Who have thought the discovery of a whole metatarsal could be so fascinating. However, this discovery can finally conclude whether Lucy had a dainty arch or was flat footed.
The head of the new fossil bone is twisted laterally in a distinctive way, similar to that seen in modern humans but quite unlike the untwisted metatarsals of apes. The twist demonstrates that Australopithecus afarensis must have had arched feet.
Although her braincase was very small and suggested that she could not talk, the result is as near as likely to get to final proof that Lucy could walk the walk of a modern human.

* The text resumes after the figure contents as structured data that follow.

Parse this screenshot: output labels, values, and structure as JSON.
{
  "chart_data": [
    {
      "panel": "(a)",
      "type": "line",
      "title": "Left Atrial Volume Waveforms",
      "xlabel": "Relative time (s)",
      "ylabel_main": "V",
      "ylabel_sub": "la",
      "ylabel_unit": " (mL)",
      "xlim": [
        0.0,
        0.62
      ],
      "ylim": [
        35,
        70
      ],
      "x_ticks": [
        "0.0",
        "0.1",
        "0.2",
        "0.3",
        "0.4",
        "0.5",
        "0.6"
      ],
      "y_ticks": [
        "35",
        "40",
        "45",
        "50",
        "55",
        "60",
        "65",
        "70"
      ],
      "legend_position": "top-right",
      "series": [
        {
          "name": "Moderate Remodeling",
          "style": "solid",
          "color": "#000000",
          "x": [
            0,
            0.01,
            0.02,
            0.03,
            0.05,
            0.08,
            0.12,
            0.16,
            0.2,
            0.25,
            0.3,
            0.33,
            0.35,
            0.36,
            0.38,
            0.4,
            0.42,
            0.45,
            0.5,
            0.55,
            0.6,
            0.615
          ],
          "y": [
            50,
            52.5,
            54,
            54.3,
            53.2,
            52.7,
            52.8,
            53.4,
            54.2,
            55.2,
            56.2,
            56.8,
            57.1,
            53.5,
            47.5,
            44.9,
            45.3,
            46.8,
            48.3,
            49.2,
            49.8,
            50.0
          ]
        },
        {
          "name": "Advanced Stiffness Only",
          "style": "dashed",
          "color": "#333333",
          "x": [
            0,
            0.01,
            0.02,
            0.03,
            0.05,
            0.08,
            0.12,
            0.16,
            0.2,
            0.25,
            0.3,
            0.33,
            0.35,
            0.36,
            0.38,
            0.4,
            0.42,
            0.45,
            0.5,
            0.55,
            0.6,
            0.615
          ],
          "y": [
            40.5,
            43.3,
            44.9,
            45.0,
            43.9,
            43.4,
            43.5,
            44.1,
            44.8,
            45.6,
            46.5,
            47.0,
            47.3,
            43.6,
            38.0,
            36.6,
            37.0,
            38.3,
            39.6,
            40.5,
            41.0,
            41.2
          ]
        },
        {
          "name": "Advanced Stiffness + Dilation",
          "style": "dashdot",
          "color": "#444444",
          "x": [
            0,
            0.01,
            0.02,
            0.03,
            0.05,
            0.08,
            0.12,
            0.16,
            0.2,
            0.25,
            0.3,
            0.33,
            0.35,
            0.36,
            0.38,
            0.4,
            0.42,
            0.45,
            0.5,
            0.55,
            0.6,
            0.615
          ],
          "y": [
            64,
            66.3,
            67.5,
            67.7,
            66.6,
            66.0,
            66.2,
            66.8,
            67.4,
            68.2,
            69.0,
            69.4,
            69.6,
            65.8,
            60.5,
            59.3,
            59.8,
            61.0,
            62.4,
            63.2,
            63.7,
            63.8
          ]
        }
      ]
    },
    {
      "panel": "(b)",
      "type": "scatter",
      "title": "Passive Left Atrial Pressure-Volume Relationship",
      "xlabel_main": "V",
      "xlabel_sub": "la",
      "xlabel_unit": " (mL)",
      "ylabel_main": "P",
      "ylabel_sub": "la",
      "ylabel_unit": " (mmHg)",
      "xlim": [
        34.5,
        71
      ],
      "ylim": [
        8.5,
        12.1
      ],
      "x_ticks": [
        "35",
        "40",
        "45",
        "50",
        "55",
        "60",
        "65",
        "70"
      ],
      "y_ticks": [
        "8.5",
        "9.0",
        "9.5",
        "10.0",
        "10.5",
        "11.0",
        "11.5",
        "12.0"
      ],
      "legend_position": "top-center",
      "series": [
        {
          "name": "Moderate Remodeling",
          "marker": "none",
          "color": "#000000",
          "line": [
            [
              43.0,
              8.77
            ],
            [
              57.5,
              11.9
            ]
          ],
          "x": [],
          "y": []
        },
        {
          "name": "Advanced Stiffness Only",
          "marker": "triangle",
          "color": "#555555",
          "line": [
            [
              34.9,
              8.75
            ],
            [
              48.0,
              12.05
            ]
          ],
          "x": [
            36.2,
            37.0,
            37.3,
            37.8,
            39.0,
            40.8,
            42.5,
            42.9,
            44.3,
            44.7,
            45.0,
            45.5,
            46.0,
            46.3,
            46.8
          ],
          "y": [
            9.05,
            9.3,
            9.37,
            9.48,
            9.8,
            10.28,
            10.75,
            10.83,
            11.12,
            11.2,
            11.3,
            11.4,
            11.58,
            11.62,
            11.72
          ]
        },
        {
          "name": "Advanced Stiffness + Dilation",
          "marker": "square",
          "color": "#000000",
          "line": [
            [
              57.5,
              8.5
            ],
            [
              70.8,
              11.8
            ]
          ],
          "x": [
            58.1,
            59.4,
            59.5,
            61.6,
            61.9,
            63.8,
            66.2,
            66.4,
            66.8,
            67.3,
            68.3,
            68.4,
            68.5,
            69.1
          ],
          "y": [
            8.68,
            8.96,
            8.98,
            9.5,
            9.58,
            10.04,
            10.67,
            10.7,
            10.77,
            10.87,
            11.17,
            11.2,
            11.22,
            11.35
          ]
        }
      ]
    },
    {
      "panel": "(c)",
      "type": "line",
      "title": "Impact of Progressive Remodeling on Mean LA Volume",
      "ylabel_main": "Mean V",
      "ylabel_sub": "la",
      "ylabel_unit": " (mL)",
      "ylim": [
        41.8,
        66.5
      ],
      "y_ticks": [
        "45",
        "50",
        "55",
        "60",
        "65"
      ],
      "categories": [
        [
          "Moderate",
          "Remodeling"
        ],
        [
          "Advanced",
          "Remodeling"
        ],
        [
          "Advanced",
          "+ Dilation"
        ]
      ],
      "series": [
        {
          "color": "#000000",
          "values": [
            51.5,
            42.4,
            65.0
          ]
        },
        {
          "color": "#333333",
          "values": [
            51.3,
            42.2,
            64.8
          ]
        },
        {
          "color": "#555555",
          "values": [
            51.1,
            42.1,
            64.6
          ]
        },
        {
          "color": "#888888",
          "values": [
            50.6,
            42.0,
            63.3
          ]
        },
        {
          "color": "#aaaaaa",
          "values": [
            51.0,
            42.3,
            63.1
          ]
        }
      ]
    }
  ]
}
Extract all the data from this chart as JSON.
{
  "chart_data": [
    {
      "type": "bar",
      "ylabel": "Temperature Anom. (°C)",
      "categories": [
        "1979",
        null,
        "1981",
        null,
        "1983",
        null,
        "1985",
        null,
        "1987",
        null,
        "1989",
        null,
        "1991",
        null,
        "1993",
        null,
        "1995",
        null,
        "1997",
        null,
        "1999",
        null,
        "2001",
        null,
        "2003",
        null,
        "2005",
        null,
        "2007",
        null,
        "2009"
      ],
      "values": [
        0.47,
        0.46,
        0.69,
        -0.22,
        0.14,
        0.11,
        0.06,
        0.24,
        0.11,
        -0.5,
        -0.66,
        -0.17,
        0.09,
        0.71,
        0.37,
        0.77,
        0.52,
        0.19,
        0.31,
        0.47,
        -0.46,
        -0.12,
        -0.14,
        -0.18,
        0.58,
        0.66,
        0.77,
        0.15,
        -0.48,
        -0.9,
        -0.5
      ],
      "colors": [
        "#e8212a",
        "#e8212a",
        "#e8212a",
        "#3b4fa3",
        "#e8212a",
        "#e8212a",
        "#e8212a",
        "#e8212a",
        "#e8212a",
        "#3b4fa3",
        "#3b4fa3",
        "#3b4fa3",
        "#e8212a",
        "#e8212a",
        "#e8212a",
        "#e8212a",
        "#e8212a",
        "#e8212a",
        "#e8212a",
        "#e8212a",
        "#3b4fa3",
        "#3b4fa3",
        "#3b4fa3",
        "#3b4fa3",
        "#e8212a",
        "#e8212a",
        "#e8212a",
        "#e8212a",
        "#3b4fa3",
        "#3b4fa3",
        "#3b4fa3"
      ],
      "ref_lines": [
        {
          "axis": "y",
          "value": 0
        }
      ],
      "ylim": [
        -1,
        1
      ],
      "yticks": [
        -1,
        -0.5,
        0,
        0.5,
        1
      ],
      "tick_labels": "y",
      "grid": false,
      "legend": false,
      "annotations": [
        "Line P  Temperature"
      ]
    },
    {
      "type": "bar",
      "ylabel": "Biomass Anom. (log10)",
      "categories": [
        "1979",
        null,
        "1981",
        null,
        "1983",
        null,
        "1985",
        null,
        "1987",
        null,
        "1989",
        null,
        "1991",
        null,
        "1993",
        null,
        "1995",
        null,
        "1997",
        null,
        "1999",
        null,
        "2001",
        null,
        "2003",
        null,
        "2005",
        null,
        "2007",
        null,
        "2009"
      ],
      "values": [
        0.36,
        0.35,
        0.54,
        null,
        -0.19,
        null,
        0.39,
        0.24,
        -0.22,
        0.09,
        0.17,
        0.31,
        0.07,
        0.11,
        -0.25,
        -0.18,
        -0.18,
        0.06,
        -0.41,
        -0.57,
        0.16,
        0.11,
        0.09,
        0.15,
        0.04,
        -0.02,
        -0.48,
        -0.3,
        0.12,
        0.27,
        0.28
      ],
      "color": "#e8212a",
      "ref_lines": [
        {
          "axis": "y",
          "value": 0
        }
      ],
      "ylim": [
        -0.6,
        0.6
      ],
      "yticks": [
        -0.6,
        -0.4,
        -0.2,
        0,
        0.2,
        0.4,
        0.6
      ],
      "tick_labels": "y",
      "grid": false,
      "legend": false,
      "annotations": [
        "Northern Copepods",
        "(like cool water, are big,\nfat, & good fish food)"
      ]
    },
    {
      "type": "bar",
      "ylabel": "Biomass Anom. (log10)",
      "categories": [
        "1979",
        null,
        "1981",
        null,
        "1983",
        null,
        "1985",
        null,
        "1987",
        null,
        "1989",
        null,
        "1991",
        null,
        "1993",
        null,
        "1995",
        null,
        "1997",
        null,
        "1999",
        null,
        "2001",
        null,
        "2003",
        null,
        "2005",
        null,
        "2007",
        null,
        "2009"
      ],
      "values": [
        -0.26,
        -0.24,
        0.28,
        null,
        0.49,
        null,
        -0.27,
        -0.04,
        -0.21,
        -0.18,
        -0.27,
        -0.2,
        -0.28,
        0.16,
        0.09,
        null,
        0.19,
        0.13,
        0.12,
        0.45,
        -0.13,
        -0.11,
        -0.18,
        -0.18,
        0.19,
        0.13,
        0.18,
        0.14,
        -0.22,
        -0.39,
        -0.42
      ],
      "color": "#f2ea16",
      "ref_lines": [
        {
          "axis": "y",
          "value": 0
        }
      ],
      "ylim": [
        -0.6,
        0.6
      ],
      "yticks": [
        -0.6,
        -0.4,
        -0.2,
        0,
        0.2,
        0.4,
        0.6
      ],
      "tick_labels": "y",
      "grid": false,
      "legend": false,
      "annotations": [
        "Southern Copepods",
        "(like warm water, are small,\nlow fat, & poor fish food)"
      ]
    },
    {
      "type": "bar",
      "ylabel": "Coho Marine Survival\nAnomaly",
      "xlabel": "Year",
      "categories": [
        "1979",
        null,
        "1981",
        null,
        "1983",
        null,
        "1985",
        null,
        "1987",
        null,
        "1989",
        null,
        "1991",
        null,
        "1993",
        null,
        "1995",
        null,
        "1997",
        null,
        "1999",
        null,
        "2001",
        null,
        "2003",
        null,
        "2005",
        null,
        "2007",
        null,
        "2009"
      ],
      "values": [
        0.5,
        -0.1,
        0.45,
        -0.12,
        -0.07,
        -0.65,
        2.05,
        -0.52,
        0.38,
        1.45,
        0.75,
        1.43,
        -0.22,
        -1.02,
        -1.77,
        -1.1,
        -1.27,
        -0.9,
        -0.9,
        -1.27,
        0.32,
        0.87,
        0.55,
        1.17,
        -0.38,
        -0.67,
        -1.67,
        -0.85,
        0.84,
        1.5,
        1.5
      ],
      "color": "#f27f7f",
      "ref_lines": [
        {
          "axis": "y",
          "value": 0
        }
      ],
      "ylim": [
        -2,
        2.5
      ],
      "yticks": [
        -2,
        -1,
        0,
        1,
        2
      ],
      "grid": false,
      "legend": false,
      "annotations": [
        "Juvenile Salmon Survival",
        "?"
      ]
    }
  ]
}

The discovered bone belonged to an early hominin- Australopithecus afarensis. The bone is estimated to be 3.2 million years old and from where the village of Hadar can be found today in Ethiopia.
Named Lucy, the most famous hominin fossil of them all, was a member of the same species; Lucy’s skeleton was uncovered in 1974.
The skeleton is roughly 40 per cent complete, but the metatarsals were still unfound and without the evidence that these small foot bones would provide, one would struggle to tell for certain whether Lucy was fully adapted to a life on two legs, or whether she was still a flat-footed little ape.
Carol Ward from the University of Missouri in Columbia who describe the fossil today in Science, the fourth metatarsal is the “key element… that differs between apes and humans and is therefore the best test of the presence of permanent longitudinal and transverse arches in the foot”.